In Ghiaccio, l'esordio alla regia di Fabrizio Moro, interpretano una giovane promessa della boxe (Giorgio) e il suo allenatore (Massimo), mettendo in scena un rapporto di complicità che li definisce sia dentro che fuori dal ring. Giacomo Ferrara e Vinicio Marchioni sono i protagonisti di una classica storia di riscatto che parte dalle strade della borgata romana del Quarticciolo; un film sulla boxe che fa proprie tutte le regole del genere e che i due attori raccontano così.
La video intervista a Vinicio Marchioni e Giacomo Ferrara
La preparazione fisica
Come avete costruito questo rapporto da padre-figlio?

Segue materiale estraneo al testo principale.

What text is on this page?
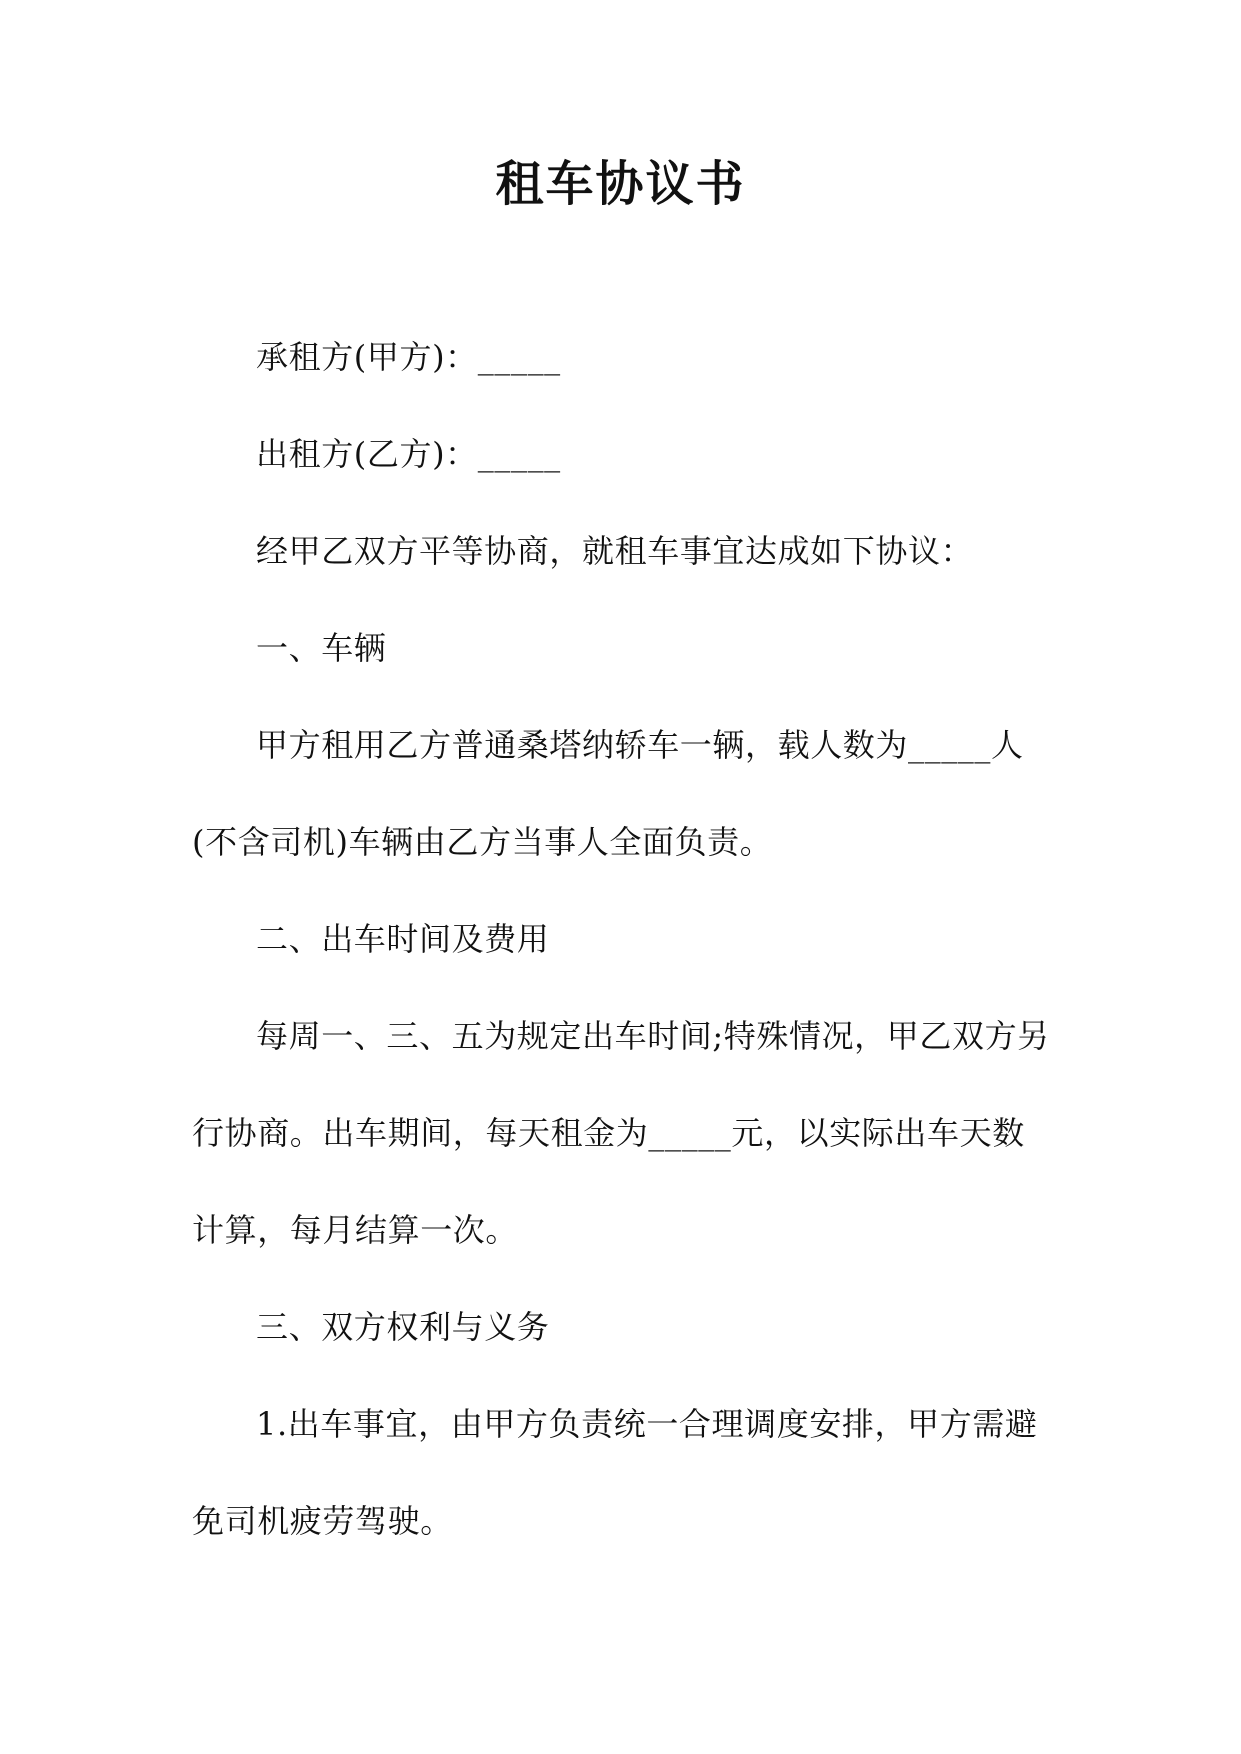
租车协议书

承租方(甲方)：_____

出租方(乙方)：_____

经甲乙双方平等协商，就租车事宜达成如下协议：

一、车辆

甲方租用乙方普通桑塔纳轿车一辆，载人数为_____人(不含司机)车辆由乙方当事人全面负责。

二、出车时间及费用

每周一、三、五为规定出车时间;特殊情况，甲乙双方另行协商。出车期间，每天租金为_____元，以实际出车天数计算，每月结算一次。

三、双方权利与义务

1.出车事宜，由甲方负责统一合理调度安排，甲方需避免司机疲劳驾驶。
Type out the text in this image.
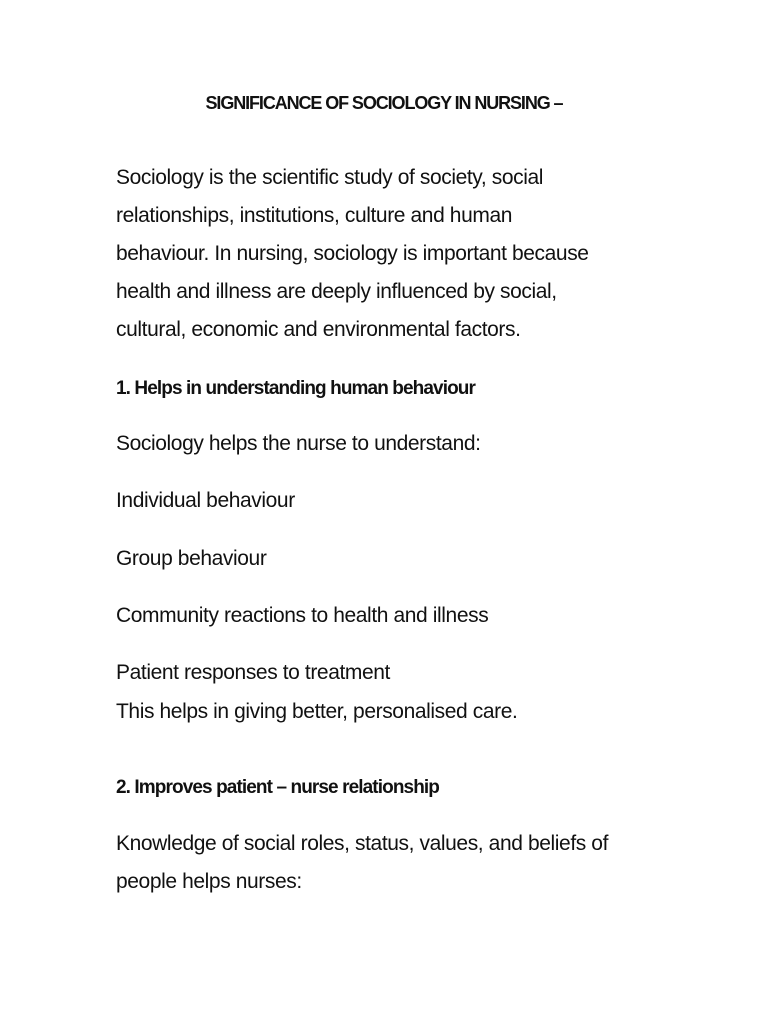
SIGNIFICANCE OF SOCIOLOGY IN NURSING –
Sociology is the scientific study of society, social
relationships, institutions, culture and human
behaviour. In nursing, sociology is important because
health and illness are deeply influenced by social,
cultural, economic and environmental factors.
1. Helps in understanding human behaviour
Sociology helps the nurse to understand:
Individual behaviour
Group behaviour
Community reactions to health and illness
Patient responses to treatment
This helps in giving better, personalised care.
2. Improves patient – nurse relationship
Knowledge of social roles, status, values, and beliefs of
people helps nurses:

Vinicio Marchioni: Abbiamo lavorato sulla sceneggiatura di Fabrizio e Alessio e poi nella palestra di Giovanni De Carolis, due volte campione del mondo, che ha seguito tutta la nostra preparazione fisica, atletica e le coreografie dei combattimenti; ha curato tutto quello che si vede della boxe nel film. È stato un viaggio accuratissimo e difficilissimo, perché per due attori di un film italiano è raro poter avere una preparazione di questo tipo. Ha fatto sì che, vivendo per due mesi e mezzo nella palestra di Giovanni, tra me e Giacomo si cementasse un rapporto incredibile: quando ci si allena insieme, fatichi insieme, sudi e stramazzi al suolo e poi sei costretto a rialzarti, per forza di cose si crea un'empatia e una confidenza che umanamente e professionalmente è rimasta anche dopo la fine set.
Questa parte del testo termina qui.